La orden llegó horas después de que las negociaciones en Islamabad terminaran sin acuerdo. El equipo estadounidense —liderado por el vicepresidente JD Vance, el enviado especial Steve Witkoff y el yerno presidencial Jared Kushner— pasó 21 horas sentado frente a la delegación iraní encabezada por el titular del Parlamento y negociador principal Mohammad Bagher Ghalibaf. Los puntos más sensibles, el programa nuclear y el control del Estrecho, quedaron sin resolver.

El Estrecho, en manos de nadie
El Estrecho de Ormuz lleva cerrado de facto desde el 28 de febrero de 2026, cuando Estados Unidos e Israel lanzaron ataques coordinados contra instalaciones nucleares y de misiles en Isfahan y Natanz. En represalia, las Fuerzas de la Guardia Revolucionaria Islámica sembró minas submarinas. Según informes de inteligencia citados por medios internacionales, Irán perdió el rastro de parte de ese campo minado.
Desde entonces, el tráfico cayó a menos del 5% del nivel previo a la guerra.
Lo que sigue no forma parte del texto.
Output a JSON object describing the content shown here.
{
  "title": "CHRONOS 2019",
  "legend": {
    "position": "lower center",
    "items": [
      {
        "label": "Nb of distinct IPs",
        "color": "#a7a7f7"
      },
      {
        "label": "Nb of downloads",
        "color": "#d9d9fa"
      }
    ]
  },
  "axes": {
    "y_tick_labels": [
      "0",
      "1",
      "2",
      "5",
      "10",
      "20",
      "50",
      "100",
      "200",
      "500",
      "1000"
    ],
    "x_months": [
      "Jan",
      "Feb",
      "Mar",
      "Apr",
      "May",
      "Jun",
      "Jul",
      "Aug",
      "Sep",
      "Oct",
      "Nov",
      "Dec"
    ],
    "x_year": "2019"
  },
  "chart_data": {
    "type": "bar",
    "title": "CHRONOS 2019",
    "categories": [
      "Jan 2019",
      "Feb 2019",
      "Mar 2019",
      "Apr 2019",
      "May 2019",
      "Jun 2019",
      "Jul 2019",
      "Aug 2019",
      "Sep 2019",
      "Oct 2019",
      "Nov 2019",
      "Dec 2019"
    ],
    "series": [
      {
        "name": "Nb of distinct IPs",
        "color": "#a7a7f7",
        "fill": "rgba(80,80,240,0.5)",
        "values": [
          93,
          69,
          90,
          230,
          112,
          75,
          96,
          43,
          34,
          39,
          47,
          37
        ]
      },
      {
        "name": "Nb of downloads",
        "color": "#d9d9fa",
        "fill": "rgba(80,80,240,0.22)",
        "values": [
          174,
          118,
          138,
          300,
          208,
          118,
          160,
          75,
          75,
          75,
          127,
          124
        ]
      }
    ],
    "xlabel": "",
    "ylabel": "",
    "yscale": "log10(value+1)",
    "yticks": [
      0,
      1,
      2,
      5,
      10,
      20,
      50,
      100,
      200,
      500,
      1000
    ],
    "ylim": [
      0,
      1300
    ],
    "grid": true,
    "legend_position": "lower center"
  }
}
Qatar declaró force majeure sobre sus contratos de GNL. Unos 230 buques quedaron anclados dentro del Golfo Pérsico sin poder salir. Y el precio del crudo Brent, que venía de u$s 73 antes del conflicto, escaló hasta el récord histórico de u$s 144,42 por barril antes de caer a u$s 95 cuando Trump anunció el cese del fuego del 7 de abril —un cese que los hechos del fin de semana ya enterraron.
Peajes y extorsión
El detonante inmediato del anuncio fue la decisión iraní de cobrar peajes de hasta u$s 2 millones por tránsito. Solo China, India y sus aliados obtenían paso libre; el resto pagaba o se quedaba fuera. Trump lo definió como «extorsión mundial» y extendió la orden: la Marina también interceptará en aguas internacionales «todo buque que haya pagado un peaje a Irán».
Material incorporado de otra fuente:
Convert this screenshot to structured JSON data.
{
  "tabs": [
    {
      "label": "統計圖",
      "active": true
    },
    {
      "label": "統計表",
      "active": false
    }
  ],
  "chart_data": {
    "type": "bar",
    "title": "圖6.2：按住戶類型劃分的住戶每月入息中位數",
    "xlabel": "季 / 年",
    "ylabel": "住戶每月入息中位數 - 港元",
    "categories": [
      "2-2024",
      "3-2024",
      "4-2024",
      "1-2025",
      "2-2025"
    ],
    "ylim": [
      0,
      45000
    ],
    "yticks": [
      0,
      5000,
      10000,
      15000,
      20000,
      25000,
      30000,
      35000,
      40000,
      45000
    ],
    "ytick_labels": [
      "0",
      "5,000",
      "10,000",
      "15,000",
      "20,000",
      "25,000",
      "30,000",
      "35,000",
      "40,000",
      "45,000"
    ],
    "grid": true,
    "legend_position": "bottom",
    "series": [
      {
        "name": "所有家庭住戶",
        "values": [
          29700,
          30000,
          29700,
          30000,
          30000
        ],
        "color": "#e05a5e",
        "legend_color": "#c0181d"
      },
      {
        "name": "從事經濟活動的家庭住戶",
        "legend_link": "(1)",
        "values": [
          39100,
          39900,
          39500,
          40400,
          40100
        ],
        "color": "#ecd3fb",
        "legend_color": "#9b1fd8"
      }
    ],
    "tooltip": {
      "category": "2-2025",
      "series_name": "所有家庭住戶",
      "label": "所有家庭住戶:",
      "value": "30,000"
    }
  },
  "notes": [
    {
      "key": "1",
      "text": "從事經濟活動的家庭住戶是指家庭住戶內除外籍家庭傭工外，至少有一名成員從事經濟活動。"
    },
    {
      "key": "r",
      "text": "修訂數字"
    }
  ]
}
La respuesta iraní fue directa. El legislador Mahmoud Nabavian, parte de la delegación en Islamabad, declaró que «el Estrecho de Ormuz no se abrirá» y que «el mundo experimentará una nueva forma de gestión». El viceportavoz parlamentario Ali Nikzad sostuvo que en 40 días de guerra la ventaja táctica la tiene Irán, no EE.UU.
Qué sigue para el mercado
El mercado ya tiene dirección: Brent volverá a subir. Goldman Sachs había pronosticado precios promedio de u$s 110 para abril; si los flujos del Estrecho permanecen en torno al 5% durante 10 semanas, el banco estimó que el crudo superará su récord de 2008. Antes del anuncio de hoy, el barril rondaba u$s 95.
El peso no recae solo sobre el petróleo. El 20% del GNL global que normalmente cruza el Estrecho desde Qatar sigue atrapado en el Golfo Pérsico. El TTF europeo casi duplicó sus valores respecto al inicio del año. Las economías asiáticas —China, Japón, Corea del Sur, India— absorben el 75% del petróleo y el 59% del GNL que transitaba el Estrecho antes de la guerra; son las que más sienten cada semana que pasa.
Para Argentina el escenario es de doble filo. El alza del crudo beneficia los ingresos del sector upstream de Vaca Muerta, donde el lifting cost sigue siendo competitivo a escala global. Pero el tender de importación de GNL de ENARSA, cuya adjudicación fue postergada al 14 de abril para dar más tiempo al mercado spot, se abre ahora en el contexto spot más caro e incierto desde el inicio del conflicto.
ADNOC —que opera bajo su rama internacional XRG como socio de YPF y ENI en Argentina LNG— tiene su infraestructura doméstica bajo presión directa. La planta de Habshan, en Abu Dabi, ya registró 2 interrupciones en 15 días por metralla de misiles interceptados. El Estrecho cerrado le corta el paso de exportación. El Estrecho bloqueado por EE.UU. se lo complica aún más.